TMVA PyKeras comparison with standalone Keras API

11133 · April 5, 2022, 11:34am

Hi all

I used TMVA PyKeras and trained NN with my data. Then I got the scores from my trained model for the signal and background data. If we look at the distribution
PyKeras_distribution
the signal samples massively tend to around 1 and background samples around 0, as it’s anticipated. When I try to build exactly the same NN model and train with exactly the same data, but using standalone Keras API and then try to get the scores from the trained model for the signal and background samples, we can see the following distribution

It’s seen that the model poorly distinguishes the signal and background samples from each other.

It’s interesting for me that although the ROC AUC I get using TMVA PyKeras is 0.79 and ROC AUC with standalone Keras API is 0.81, the model which trained using TMVA distinguishes signal/background better. Such distribution is important for my research since I obtain the values such as significance of the signal using this distribution.

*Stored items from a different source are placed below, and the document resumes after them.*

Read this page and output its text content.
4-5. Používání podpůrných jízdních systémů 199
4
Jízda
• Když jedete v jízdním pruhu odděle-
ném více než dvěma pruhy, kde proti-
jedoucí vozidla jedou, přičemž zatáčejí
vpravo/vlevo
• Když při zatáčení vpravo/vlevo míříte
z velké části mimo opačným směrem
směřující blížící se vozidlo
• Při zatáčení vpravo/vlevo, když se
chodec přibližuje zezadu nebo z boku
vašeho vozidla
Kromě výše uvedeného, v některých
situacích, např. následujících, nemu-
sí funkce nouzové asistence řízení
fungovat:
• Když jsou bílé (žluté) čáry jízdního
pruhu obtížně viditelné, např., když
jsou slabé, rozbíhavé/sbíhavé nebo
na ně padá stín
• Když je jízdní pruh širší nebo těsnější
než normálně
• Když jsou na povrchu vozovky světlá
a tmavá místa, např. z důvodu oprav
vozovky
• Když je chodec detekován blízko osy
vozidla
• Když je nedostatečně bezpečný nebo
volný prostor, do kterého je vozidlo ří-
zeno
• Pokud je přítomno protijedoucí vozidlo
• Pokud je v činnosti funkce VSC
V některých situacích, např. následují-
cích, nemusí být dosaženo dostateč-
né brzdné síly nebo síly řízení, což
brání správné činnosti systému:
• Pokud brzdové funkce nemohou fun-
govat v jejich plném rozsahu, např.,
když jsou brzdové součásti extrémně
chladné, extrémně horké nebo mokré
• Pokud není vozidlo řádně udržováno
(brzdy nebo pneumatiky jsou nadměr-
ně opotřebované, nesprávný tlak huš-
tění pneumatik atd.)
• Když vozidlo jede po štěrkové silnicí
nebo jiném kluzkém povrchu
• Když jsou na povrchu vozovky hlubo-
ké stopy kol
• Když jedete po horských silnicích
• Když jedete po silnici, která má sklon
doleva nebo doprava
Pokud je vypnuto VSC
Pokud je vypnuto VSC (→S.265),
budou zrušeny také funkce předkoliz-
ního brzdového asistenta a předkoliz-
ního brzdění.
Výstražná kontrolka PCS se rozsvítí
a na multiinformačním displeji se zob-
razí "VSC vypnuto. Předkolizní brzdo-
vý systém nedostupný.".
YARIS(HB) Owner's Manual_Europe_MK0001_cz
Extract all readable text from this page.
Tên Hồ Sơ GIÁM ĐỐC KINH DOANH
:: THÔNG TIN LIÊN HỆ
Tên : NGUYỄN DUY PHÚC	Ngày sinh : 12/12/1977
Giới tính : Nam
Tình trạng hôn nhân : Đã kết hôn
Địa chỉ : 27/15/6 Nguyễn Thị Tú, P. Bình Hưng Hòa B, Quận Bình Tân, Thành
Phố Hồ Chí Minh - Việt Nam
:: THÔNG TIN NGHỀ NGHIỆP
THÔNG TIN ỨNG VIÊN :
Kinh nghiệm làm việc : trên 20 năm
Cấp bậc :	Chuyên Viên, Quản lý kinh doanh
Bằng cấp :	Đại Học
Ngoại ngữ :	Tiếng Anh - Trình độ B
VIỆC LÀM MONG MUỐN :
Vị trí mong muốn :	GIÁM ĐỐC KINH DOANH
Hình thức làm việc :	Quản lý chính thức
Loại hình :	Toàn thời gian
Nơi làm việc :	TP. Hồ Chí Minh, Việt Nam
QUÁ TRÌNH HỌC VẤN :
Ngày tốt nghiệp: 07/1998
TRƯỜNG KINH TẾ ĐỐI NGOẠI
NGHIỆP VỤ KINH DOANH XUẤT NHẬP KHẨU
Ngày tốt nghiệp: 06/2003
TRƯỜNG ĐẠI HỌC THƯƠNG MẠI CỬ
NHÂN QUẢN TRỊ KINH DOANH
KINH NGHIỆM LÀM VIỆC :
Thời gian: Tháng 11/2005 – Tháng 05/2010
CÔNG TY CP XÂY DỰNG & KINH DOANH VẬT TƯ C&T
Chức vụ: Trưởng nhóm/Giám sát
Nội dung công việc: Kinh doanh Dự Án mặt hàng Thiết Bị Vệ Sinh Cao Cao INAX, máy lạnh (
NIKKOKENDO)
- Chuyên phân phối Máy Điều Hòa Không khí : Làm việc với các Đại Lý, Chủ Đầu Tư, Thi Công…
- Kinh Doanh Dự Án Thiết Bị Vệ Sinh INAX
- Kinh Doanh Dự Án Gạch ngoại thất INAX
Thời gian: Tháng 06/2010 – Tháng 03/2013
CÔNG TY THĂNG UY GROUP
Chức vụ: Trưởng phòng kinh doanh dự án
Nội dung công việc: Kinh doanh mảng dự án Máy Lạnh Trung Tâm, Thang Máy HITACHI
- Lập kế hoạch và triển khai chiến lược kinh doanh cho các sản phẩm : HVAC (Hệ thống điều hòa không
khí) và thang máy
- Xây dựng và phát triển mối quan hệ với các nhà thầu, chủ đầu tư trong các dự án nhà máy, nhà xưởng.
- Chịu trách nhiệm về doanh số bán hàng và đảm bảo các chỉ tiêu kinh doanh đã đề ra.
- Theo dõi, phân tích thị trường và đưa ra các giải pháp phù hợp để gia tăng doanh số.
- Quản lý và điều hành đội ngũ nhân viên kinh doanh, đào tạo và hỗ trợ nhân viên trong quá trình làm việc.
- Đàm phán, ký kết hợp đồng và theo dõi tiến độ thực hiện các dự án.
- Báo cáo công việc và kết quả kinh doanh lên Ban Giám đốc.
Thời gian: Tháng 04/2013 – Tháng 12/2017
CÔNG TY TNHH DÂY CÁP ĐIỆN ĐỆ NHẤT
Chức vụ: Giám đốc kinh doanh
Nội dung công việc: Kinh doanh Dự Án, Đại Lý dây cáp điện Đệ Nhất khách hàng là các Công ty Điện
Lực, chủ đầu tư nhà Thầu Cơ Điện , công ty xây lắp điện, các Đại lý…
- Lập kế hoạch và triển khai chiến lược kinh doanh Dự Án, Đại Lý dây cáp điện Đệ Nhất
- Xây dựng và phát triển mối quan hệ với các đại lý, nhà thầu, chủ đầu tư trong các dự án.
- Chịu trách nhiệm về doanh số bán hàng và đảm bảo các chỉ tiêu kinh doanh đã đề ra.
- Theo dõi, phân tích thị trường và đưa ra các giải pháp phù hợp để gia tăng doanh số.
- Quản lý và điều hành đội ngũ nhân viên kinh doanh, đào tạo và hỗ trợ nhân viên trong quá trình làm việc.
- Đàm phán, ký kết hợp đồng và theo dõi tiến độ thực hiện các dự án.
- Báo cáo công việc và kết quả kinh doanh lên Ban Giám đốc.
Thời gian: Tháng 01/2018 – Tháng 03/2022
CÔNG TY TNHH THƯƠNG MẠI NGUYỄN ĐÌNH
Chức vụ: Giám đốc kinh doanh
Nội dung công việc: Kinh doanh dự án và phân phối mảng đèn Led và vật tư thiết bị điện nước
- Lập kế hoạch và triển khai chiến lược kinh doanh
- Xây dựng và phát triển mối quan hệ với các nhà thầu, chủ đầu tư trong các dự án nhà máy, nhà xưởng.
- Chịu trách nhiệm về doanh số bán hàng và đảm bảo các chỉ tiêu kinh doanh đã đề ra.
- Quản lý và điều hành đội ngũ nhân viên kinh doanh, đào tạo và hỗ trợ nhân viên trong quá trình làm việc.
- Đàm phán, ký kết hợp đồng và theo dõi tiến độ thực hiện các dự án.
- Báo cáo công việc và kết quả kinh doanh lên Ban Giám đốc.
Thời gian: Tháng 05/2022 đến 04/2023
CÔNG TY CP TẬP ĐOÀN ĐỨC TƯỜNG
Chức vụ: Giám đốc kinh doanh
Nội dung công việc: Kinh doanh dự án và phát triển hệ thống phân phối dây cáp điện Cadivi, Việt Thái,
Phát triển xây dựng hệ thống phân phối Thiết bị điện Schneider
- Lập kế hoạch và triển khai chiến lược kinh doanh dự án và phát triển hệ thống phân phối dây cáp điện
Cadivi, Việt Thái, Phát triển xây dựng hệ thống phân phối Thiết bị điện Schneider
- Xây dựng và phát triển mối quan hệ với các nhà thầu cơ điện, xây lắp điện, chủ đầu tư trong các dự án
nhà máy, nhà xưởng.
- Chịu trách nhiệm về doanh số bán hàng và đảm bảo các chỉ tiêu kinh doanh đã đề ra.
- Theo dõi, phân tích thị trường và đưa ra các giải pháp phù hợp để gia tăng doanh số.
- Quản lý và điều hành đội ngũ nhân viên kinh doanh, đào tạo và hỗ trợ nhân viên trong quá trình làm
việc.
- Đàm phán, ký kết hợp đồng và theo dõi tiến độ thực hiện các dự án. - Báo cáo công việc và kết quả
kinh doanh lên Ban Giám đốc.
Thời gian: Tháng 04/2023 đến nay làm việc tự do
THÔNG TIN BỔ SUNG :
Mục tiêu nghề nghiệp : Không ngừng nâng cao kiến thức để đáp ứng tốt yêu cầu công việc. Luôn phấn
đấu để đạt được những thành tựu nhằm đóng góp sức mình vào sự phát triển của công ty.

I wonder if there is some additional hidden steps that TMVA automatically performs when I try to get the scores from already trained model?

Cheers,
Aizat

eguiraud · April 19, 2022, 11:41am

Hi @11133 ,
sorry for the high latency, we need @moneta 's help, let’s ping him.

Cheers,
Enrico

moneta · April 19, 2022, 1:34pm

Hi,
I think in the first case you have multiple background, in the second only one. Is all the background combined ? You should compare similar thing.
The ROC results seem to me quite compatible, so in general I would say the discrimination is similar. Anyway, if you still have an issue, please post all the code and data so we can reproduce it

Lorenzo